In 1956, at 8 years old, Minou Drouet's poems and letters circulated privately among French writers and publishers, prompting her to publish a poetry collection titled Poèmes. She overcame skepticism about her mother's intervention in her works by writing poetry without her mother present, such as a poem to gain admission to France's Society of Authors, Composers and Music Publishers.

=== Miracles, 1966 ===

Between 1964 and 1966, Richard Lewis toured the English-speaking world to collect 3,000 poems by children under 13 years of age. 200 were published in the anthology Miracles.

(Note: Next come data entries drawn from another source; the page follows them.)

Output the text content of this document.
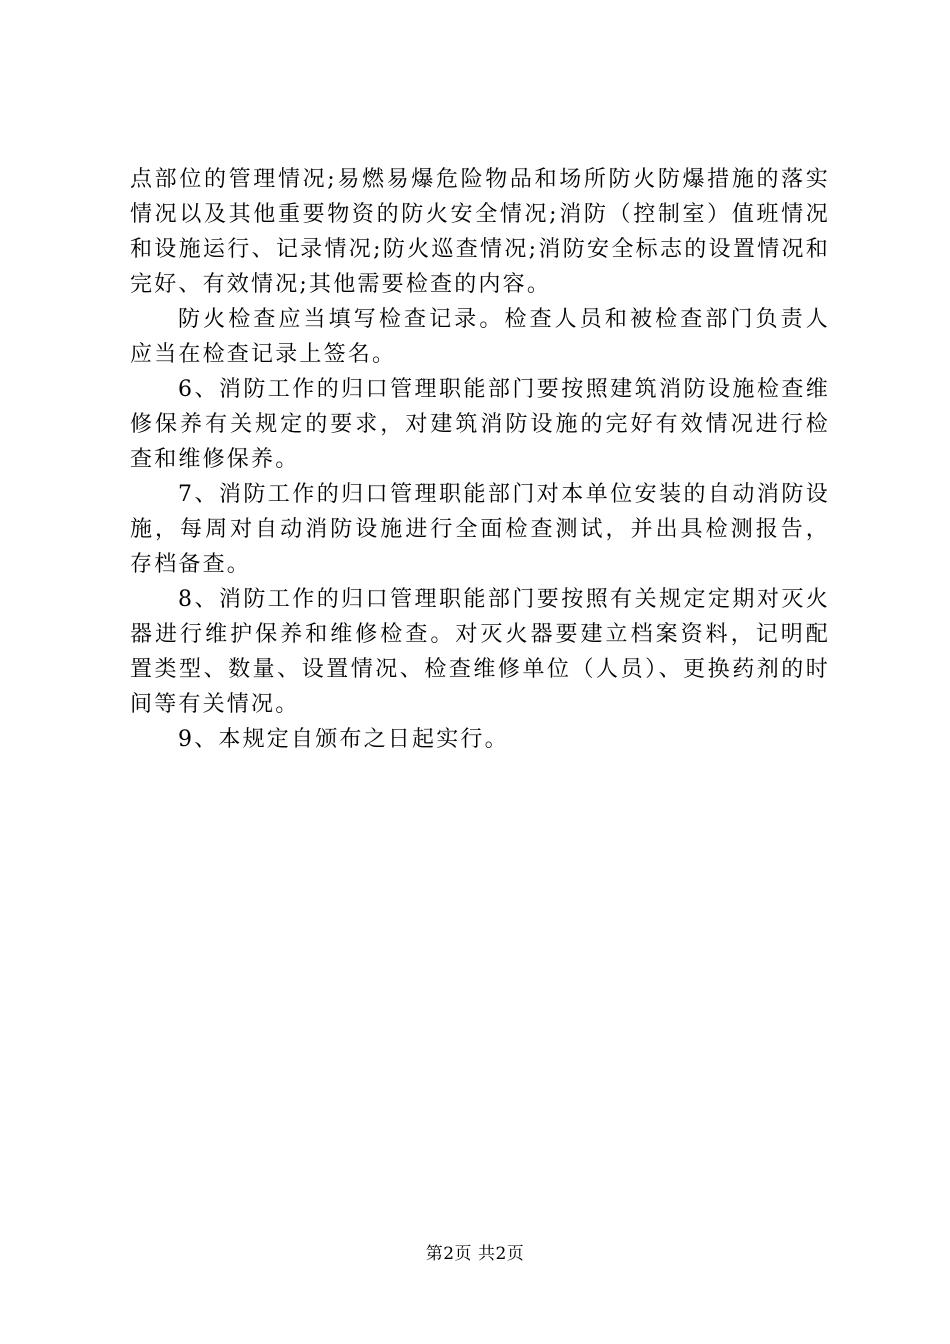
点部位的管理情况;易燃易爆危险物品和场所防火防爆措施的落实情况以及其他重要物资的防火安全情况;消防（控制室）值班情况和设施运行、记录情况;防火巡查情况;消防安全标志的设置情况和完好、有效情况;其他需要检查的内容。

防火检查应当填写检查记录。检查人员和被检查部门负责人应当在检查记录上签名。

6、消防工作的归口管理职能部门要按照建筑消防设施检查维修保养有关规定的要求，对建筑消防设施的完好有效情况进行检查和维修保养。

7、消防工作的归口管理职能部门对本单位安装的自动消防设施，每周对自动消防设施进行全面检查测试，并出具检测报告，存档备查。

8、消防工作的归口管理职能部门要按照有关规定定期对灭火器进行维护保养和维修检查。对灭火器要建立档案资料，记明配置类型、数量、设置情况、检查维修单位（人员）、更换药剂的时间等有关情况。

9、本规定自颁布之日起实行。

第2页 共2页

One of these was "My Brain", written by Annabel Laurance, then a 10-year-old girl in Uganda. "My Brain" quoted by psychoanalysts and musicians for decades, including composer Gershon Kingsley, psychedelic band Perth County Conspiracy, poet Louis Dudek, and psychoanalyst Peter Levine.

=== 21st century ===
Before his 2003 death at the age of 13, poet Mattie Stepanek began writing at the age of 3 years old. Stepanek published seven books of poetry, several of which appeared on The New York Times Best Seller list. His 2001 anthology Heartsongs is perhaps his most notable poetry collection. In 2003, country music singer Billy Gilman released Music Through Heartsongs, the lyrics of which were Stepanek's poetry; it peaked at #15 of Billboard's Top Country Music Albums.